# Flowerhorn Alert !!



## ChrisK (Feb 4, 2014)

Hello all. This is my newly acquired Flowerhorn. Her name is Zoey. I wasn't sure if I was going to like her or not when I first brought her home but over the past few weeks she's colored up nicely and has become quite interactive.


----------



## mistersprinkles (Nov 4, 2013)

Where did you get her?


----------



## ChrisK (Feb 4, 2014)

I got her from a guy here in London. He got her in a trade with some other fish and had her for sale on Kijiji. I had some fish on Kijiji as well so we just traded mine for his. At first she looked pretty sad but its been almost a month now and 
she's doing well.


----------



## mistersprinkles (Nov 4, 2013)

She looks decent. What are you feeding her?


----------



## ChrisK (Feb 4, 2014)

All I've been giving her is plain cichlid pellets and frozen blood worms. I tried feeding here all the high end stuff like Hikari Gold and frozen shrimp and cichlid sticks but she wouldn't have anything to do with it. Fussy eater but eats what she likes like a horse.
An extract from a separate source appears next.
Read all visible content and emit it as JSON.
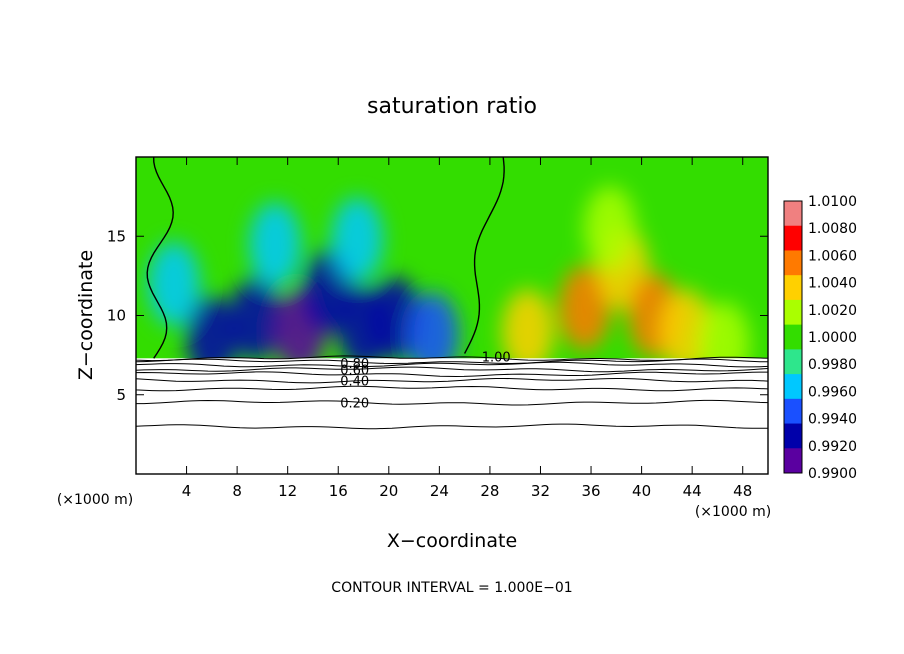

I've also been putting salt in her water to help heal up a few wounds she acquired while with her previous owner. Also busy regrowing her dorsal fin. I'm just guessing she must of been in a tank with some very aggressive mates.

Cheers !


----------



## mistersprinkles (Nov 4, 2013)

Try moving her on to a premium food. Soak it in garlic water for a few minutes before you feed her to soften the food and make it more attractive.

Dainichi XL Pro or Northfin XL are both good choices.


----------